The Mudcat Café TM
Thread #165570   Message #3980463
Posted By: Iains
06-Mar-19 - 04:53 AM
Thread Name: BS: Brexit #3: A futile gesture?
Subject: RE: BS: Brexit #3: A futile gesture?
The FDA allows up to 4% of a can of cherries to have maggots, 5% if they are brined or Maraschino. Up to one maggot or five fly eggs per 250ml of canned fruit juice is also allowed under American food regulations.
Tomato juice is good, you can have up to five fly eggs and one maggot per 100g of tomato juice. Fifteen fly eggs and one maggot per 100g is allowed for tomato paste and other pizza sauces. Mushrooms are really sexy, mushrooms you can have twenty maggots of any size per 100g of drained mushrooms or per 15g of dried mushrooms. That's twenty maggots of any size.
It means thatAmericans at the moment are on average are likely to ingest between one and two pounds of flies, maggots and mites each year without knowing it.
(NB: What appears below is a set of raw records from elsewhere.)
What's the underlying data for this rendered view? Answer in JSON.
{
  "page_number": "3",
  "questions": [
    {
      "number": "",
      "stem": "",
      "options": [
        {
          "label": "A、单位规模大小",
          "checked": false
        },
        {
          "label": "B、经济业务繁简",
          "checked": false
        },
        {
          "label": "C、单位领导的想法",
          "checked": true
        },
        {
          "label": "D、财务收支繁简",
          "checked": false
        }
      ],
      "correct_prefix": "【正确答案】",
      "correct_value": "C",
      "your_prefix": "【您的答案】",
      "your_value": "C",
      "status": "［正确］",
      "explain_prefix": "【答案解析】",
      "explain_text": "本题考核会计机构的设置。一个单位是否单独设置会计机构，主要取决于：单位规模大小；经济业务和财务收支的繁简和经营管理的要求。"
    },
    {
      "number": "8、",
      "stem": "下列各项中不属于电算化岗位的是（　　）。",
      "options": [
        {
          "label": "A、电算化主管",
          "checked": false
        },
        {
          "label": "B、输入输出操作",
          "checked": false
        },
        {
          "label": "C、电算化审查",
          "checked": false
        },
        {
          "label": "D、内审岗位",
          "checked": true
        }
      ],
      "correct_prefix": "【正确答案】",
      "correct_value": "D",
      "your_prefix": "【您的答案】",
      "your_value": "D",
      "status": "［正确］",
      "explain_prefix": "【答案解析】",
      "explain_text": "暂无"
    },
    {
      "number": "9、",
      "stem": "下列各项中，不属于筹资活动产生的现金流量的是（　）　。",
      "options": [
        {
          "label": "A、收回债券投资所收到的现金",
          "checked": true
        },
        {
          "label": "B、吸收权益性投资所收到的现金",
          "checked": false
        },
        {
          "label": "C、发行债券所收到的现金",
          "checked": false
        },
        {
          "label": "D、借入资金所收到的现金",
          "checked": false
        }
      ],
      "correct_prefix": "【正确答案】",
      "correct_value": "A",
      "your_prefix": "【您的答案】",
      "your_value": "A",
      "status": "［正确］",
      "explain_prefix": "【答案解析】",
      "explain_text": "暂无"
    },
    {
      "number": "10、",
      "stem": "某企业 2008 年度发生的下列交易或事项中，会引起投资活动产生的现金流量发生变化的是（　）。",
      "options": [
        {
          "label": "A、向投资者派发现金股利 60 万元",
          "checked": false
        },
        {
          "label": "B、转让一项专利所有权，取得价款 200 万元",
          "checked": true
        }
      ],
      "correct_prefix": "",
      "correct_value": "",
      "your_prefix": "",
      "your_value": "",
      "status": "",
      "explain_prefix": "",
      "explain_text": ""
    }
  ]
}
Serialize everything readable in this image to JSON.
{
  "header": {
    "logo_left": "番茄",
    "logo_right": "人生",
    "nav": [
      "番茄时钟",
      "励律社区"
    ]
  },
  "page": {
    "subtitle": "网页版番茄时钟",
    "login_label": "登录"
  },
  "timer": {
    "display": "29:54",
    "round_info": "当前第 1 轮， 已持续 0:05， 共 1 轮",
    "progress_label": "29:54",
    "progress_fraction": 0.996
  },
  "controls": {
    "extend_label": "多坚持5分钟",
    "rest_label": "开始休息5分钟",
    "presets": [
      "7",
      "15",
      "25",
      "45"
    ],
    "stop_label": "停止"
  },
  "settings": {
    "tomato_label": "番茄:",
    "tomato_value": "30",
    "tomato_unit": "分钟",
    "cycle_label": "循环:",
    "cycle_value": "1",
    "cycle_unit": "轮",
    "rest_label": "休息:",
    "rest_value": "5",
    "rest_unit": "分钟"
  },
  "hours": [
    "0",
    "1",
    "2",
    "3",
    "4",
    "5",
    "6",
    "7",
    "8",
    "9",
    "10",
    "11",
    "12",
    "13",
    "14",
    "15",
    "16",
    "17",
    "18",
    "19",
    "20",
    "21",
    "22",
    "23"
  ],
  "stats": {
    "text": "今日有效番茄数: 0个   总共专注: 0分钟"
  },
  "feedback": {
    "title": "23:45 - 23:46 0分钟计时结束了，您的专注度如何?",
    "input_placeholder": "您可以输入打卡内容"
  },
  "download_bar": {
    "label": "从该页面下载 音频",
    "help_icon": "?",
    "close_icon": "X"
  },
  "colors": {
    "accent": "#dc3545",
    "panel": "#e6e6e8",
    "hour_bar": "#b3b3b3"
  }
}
"Now the FDA say that's safe and they're probably right and the future of protein consumption is probably going to involve more and more insects

The eggs, larvae, pupae, and adults of certain insects have been eaten by humans from prehistoric times to the present day. Around 3,000 ethnic groups practice entomophagy. Human insect-eating is common to cultures in most parts of the world, including Central and South America, Africa, Asia, Australia, and New Zealand. Eighty percent of the world's nations eat insects of 1,000 to 2,000 species. In some societies entomophagy is uncommon or taboo. Today, insect eating is uncommon in North America and Europe, but insects remain a popular food elsewhere, and some companies are trying to introduce insects as food into Western diets. FAO has registered some 1,900 edible insect species and estimates that there were, in 2005, some two billion insect consumers worldwide. They suggest eating insects as a possible solution to environmental degradation caused by livestock production.